This post is about the political issues involved with using multiple languages in a global organization and how to troubleshoot the technical details. The CHAR and VARCHAR data types are NOT suitable for global data. Some people still cling to CHAR and VARCHAR justifying their use by truthfully saying that they only take up half the space of NCHAR and NVARCHAR data types. But you’ll never be able to store Chinese, Korean, Greek, Japanese, Arabic, or many other languages unless you either use NCHAR and NVARCHAR which are double byte Unicode data types or use specific collations with CHAR and VARCHAR. Using collations is something I will address in a future post. Using CHAR and VARCHAR with collations does not save space and is trickier, which is why this post is focusing on using Unicode.
In troubleshooting a problem displaying Chinese characters, I need a test character to experiment with. I picked 坡 (decimal 22369, hexadecimal 5761) as my test character. Why? Because it looked Chinese to me! Now doesn’t that remind you of Act 1, Scene 2 of William Shakespeare’s Julius Caesar where Casca says to Cassius “but, for mine own part, it was Greek to me”? It really looked Chinese to me, but then, what do I know? That presented a problem. What if it meant something really offensive? After consulting a Chinese immigrant, I was relieved to know that my randomly chosen character was politically correct. And just to be extra safe, I double checked with fellow SQL Server MVP Greg Low. Thanks, Greg.
I wrote the following test code to show you what happens when Unicode (which is always double byte) is implicitly converted to single byte CHAR or VARCHAR.
create table #c (sqlString NVARCHAR(30), sqlChar NCHAR(1));
insert into #c values (N'insert into #c values ( ''坡'')', '坡'); -- invalid single byte syntax
insert into #c values (N'insert into #c values (N''坡'')', N'坡'); -- valid double byte Unicode syntax
, UNICODE(sqlChar) as N'UNICODE(sqlChar)'
drop table #c;
sqlString sqlChar UNICODE(sqlChar)
------------------------------ ------- ----------------
insert into #c values ( '坡') ? 63
insert into #c values (N'坡') 坡 22369
Here is another test you can run:
select'坡' , N'坡'
The point is that if you start with a Unicode character such as 坡 but you insert it as '坡', it is no longer a double byte character. You’ve crammed it into a single byte and corrupted it.
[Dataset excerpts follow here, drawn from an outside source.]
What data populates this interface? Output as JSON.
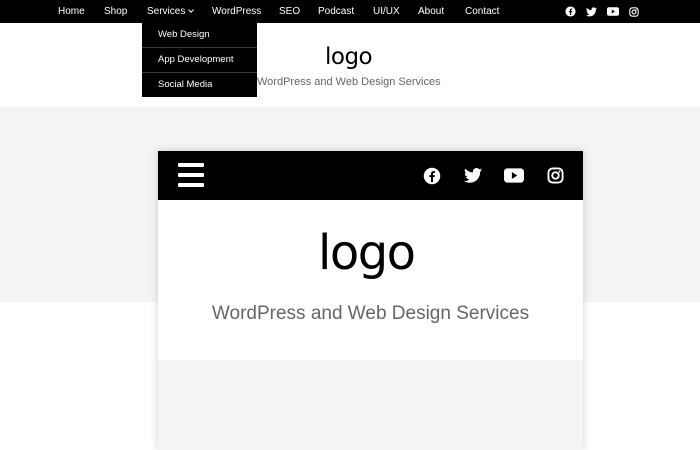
{
  "nav": {
    "items": [
      {
        "label": "Home"
      },
      {
        "label": "Shop"
      },
      {
        "label": "Services"
      },
      {
        "label": "WordPress"
      },
      {
        "label": "SEO"
      },
      {
        "label": "Podcast"
      },
      {
        "label": "UI/UX"
      },
      {
        "label": "About"
      },
      {
        "label": "Contact"
      }
    ],
    "social_icons": [
      "facebook-icon",
      "twitter-icon",
      "youtube-icon",
      "instagram-icon"
    ]
  },
  "dropdown": {
    "items": [
      {
        "label": "Web Design"
      },
      {
        "label": "App Development"
      },
      {
        "label": "Social Media"
      }
    ]
  },
  "header": {
    "logo": "logo",
    "tagline": "WordPress and Web Design Services"
  },
  "card": {
    "logo": "logo",
    "tagline": "WordPress and Web Design Services",
    "menu_icon": "hamburger-icon",
    "social_icons": [
      "facebook-icon",
      "twitter-icon",
      "youtube-icon",
      "instagram-icon"
    ]
  },
  "colors": {
    "nav_bg": "#000000",
    "page_grey": "#f4f4f4",
    "tagline_text": "#666666"
  }
}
You have to insert it as N'坡' to prevent corruption and you must have a double byte destination for it. By the way, the N stands for National Language. You may also see references to National Language Setting(s) or even National Character Set (NCS).
The Character Map utility in Windows is helpful when working with Unicode characters.
Figure 1. Character Map utility in Windows.
Personally I prefer the richer functionality of BabelMap, which is available as a free download, online application, or portable application.
Figure 2. BabelMap free Unicode utility.